Et, des galeries publiques, tous les visages penchés sur cette cuve disaient : « Nous aussi. »

Le discours que Delahaye avait écrit, avec ses amples développements, offrait trop de prise au vent dans cette tempête. Brusquement il se resserra, put d’autant mieux filer vers son but.

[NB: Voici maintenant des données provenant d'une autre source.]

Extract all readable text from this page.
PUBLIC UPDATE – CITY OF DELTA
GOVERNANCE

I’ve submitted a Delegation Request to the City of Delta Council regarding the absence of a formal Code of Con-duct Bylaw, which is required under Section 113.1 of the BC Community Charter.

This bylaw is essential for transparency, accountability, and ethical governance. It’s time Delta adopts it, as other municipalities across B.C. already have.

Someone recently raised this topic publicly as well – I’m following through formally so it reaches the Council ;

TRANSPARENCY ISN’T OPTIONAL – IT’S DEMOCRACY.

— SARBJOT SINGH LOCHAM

— Pour émettre des valeurs à lots, il fallait une loi ! Un homme intervint qui n’est plus de ce monde depuis hier… Il se fit fort d’obtenir la loi par la toute-puissance de ses relations politiques et par la corruption. Il demanda cinq millions qui lui parurent d’abord suffisants pour acheter les consciences à vendre du Parlement.

— Les noms ! Les noms !

— L’enquête vous les donnera… Ce mort récent connaissait jusqu’au chiffre des dettes des députés. Il tarifa chacun selon son importance politique. Il remit à son homme de confiance, un nommé Arton, qui depuis a passé la frontière, un carnet de chèques pour qu’il « fît le nécessaire ». Telle fut l’expression convenue.

— Les noms ! Les noms !

— Votez l’enquête…

À cette foule hurlante, il jetait, comme des os, des faits secs, mais pleins d’une forte moelle :

— Trois millions furent distribués entre cent cinquante membres du Parlement, parmi lesquels, je dois le dire, il n’y avait qu’un petit nombre de sénateurs.